Arbeit entwerfen
Willst du oder musst du arbeiten?
Roboter arbeiten auf Feldern und in Küchen, in Kraftwerken, Bergwerken, Werkstätten und Fabriken. Sie arbeiten in Schulen, Spitälern und Altersheimen. Autonome Verkehrsmittel bewegen sich auf der Erde, im Wasser und in der Luft. Maschinen lieben und töten für uns – in Bordellen und auf den Schlachtfeldern unserer Kriege.
Künstliche Intelligenzen schreiben Computerprogramme, Zeitungsartikel und Gedichte, komponieren Musik, empfehlen die Vergabe von Bankkrediten und dir, was du damit kaufen sollst. Sie kaufen und verkaufen Aktien an den Börsen, jagen Verbrecher*innen, verfassen Verteidigungsreden für Gerichtsprozesse und empfehlen das Ausmaß von Bestrafungen.
Und das ist erst der Anfang.
Die industrielle Revolution der Datenfelder, die du erlebst, scheint den alten Traum der Menschheit wahr zu machen: uns von den Mühen der Arbeit zu befreien. Sie schenkt uns mehr Zeit füreinander und für unsere Kreativität.
Macht dich das nicht froh?
Industrielle Revolutionen – Vier gewinnt?
Es ist zur Gewohnheit geworden, Menschheitsgeschichte(n) in Etappen zu zerteilen, um deren große Erzählungen in verdaubaren Häppchen zu präsentieren.

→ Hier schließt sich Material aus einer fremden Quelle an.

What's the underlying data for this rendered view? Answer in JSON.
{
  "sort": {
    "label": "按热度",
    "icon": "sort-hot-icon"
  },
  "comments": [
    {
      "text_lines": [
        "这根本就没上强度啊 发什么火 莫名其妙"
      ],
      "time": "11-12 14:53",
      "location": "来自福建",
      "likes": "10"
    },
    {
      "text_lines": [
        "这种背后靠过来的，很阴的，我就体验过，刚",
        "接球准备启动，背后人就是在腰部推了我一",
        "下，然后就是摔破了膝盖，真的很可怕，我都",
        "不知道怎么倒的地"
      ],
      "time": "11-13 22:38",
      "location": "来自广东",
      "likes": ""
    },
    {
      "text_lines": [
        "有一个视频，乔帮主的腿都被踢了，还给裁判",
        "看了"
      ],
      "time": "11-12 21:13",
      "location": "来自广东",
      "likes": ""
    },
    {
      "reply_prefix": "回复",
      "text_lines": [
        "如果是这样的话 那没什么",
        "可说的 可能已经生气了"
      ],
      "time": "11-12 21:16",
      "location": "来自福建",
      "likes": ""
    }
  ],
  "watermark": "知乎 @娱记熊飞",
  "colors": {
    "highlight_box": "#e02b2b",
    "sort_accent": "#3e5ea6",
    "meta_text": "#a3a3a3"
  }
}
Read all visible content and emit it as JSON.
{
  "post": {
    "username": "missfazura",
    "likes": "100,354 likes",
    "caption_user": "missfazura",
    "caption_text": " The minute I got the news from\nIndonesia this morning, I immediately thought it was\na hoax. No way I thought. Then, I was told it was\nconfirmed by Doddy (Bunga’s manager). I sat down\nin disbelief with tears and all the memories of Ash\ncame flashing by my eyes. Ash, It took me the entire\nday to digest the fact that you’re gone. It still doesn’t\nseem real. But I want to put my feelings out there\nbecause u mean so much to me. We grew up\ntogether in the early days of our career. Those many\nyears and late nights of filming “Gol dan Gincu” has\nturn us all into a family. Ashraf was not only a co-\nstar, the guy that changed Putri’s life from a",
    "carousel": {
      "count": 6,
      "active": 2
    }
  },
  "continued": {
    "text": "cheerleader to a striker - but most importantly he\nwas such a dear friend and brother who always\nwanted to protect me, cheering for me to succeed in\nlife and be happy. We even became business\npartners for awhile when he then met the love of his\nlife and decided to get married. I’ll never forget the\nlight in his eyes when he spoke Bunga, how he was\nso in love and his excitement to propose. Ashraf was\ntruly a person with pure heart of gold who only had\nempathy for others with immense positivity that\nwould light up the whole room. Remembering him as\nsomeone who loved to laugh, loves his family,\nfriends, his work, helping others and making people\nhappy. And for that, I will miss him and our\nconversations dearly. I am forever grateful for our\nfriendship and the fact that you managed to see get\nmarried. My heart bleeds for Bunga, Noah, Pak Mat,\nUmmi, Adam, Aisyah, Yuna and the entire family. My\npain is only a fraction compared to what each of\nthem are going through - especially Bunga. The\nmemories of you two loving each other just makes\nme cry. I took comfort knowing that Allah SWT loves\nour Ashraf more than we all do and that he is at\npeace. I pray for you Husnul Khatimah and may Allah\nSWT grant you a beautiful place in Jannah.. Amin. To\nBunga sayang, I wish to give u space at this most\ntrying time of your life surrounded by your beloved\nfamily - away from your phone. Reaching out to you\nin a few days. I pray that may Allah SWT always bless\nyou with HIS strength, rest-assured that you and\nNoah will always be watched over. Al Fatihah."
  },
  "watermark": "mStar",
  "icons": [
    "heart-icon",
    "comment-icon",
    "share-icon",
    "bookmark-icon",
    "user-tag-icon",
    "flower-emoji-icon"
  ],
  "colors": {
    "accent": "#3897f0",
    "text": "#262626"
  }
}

Keine Aufzählung großer Wendepunkte kommt ohne die neolithische Revolution aus. Sesshaftwerdung, Ackerbau und Viehzucht, Kornspeicher, religiöse Kultstätten, Mauern und Arbeitsteilung – gegenüber den Jäger*innen und Sammler*innen hat sich viel verändert. Kurz: Die ersten Vorformen heutiger Städte entstehen.
Doch es gibt nicht die eine neolithische Revolution und erst recht nicht als global getaktete synchrone Umwälzung. Während im Zweistromland die ersten Kulturen in majestätischen Städten blühten, waren andere Kulturen noch in stetiger Bewegung. So verhält es sich auch mit der industriellen Revolution. Sie ist zum prägenden Bestandteil menschlichen Lebens auf allen Kontinenten geworden, jedoch ohne eine einzige synchrone und kulturübergreifende Erscheinungsform. Aktuell drehen sich große Erzählungen um die industrielle Revolution 4.0. Wie das?
Auf der Hannover Messe 2011 erblickte der Begriff Industrie 4.0 das Licht der Öffentlichkeit. Es gibt also auch noch deutschsprachige Wortschöpfungen in der anglophonen Digitalisierungsmühle. Industrie 1.0 bildet demnach die erste Etappe, in der sich Arbeitswelten ab ca. 1800 massenhaft durch den Einsatz von Dampfmaschinen verändert haben. Die nächste Etappe ist um 1900 mit elektrisch betriebenen Kraftmaschinen erreicht (Industrie 2.0). Automatisierung auf Grundlage digitaler Computer verändert Produktionsprozesse, Berufsbilder und Arbeitsleben seit den 1970er-Jahren. Industrie 3.0 schließt Fertigungsroboter oder CNC-Fräsen ein. Schlussendlich ist die Phase 4.0 mit der dezentralen Vernetzung von Teilsystemen erreicht. Stand Industrie 3.0 für die Digitalisierung der Fertigung, so geht es bei Industrie 4.0 um die Integration aller Systemkomponenten in einer umfassenden Summe einzelner Einheit. Logistik und Fertigung, Warenbeschaffung und Auslieferung, aber auch Forschung und Entwicklung – in all diesen Bereichen werden Datenströme zu einem einzigen Datenfeld verdichtet. Doch was passiert, wenn sich jemand da hineinhackt? Dann ist nicht mehr nur eine Maschine betroffen, sondern gleich ein ganzes Unternehmen. Muss es immer gleich 4.0 sein, oder reichen nicht auch bedachte Zwischenstufen, sozusagen 3.2 oder gar nur 2.4? Zuletzt: Warum sprechen wir überhaupt von einer industriellen Revolution, wo es doch eigentlich bloß eine konsequente Weiterentwicklung der neolithischen Revolution in nunmehr smarten Städten ist?